Canada is second to the U.S. in consumption of opiates per capita. According to Canadian Centre on Substance Use and Addiction 13% of Canadian adults used opiates in 2015, with 3,987 overdose related deaths in 2017. Opiate overdose was responsible for over 13 hospitalizations in 2017. Higher rates of prescribing opiates, lack of educational resources, introduction of fentanyl, and the influx of synthetic opioids on the black market are all contributing factors to the epidemic. Canada launched a 10 year strategy (First Do No Harm: Responding to Canada’s Prescription Drug Crisis) combating the war against prescription drug abuse which included 58 strategies covering 5 major subjects: prevention, education, treatment, monitoring/surveillance, and enforcement.

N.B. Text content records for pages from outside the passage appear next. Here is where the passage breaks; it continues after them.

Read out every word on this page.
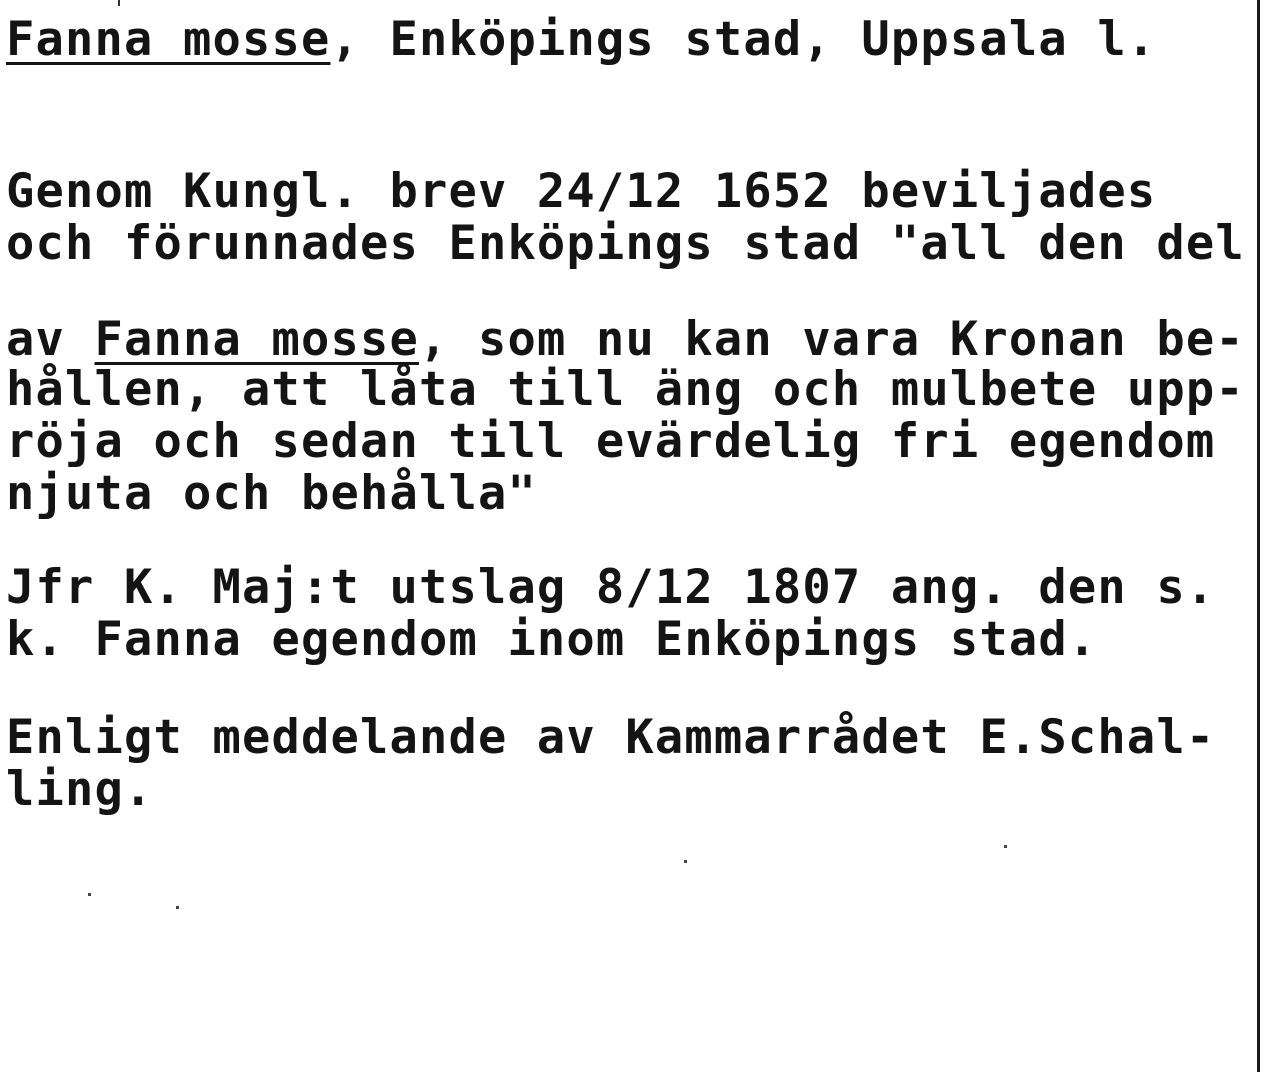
Fanna mosse, Enköpings stad, Uppsala l.
Genom Kungl. brev 24/12 1652 beviljades
och förunnades Enköpings stad "all den del
av Fanna mosse, som nu kan vara Kronan be-
hållen, att låta till äng och mulbete upp-
röja och sedan till evärdelig fri egendom
njuta och behålla"
Jfr K. Maj:t utslag 8/12 1807 ang. den s.
k. Fanna egendom inom Enköpings stad.
Enligt meddelande av Kammarrådet E.Schal-
ling.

Other areas covered in the the report discuss legislation, research, evaluation, and regulation. The U.S. Embassy has partnered up with Canada in providing experiences and learnings in hopes of addressing the opioid crisis.

 

United Kingdom

Reports have shown that 1 in 3 of Europe’s overdose related deaths have occurred in the UK, dubbing the United Kingdom as the “drug overdose capital of Europe.” Research from The National Health Service shows a doubling of 12 million to 24 million opiates prescribed and hospitalizations, overdose related, jumped from 4,891 to 11,660 a day. The UK has seen an influx in tramadol prescriptions as well as codeine. Both substances have a high potential for abuse and the results can be fatal if misused. Development of specific roles for healthcare professionals, other than doctors, has presented the opportunity to further assist with pain management. The UK has implemented change through education and resources addressing the disease of addiction.

 

Prolonged use and abuse of opiates is detrimental to the body. Addicts abusing opiates are at a much higher risk of premature death and serious health complications. As the individual’s tolerance increases the negative effects on the body increase as well. The deleterious effects on the human body can create chronic and even fatal consequences. Psychological effects of opioid abuse can last for years which is why therapy and supportive resources are quintessential to maintaining long term sobriety. The only way to relieve these symptoms is total abstinence. As addiction plagues the globe, more treatment options and resources have become readily available for any addict struggling to achieve sobriety. Recovery is an all encompassing lifestyle that requires rehabilitation for the mind, body, and soul.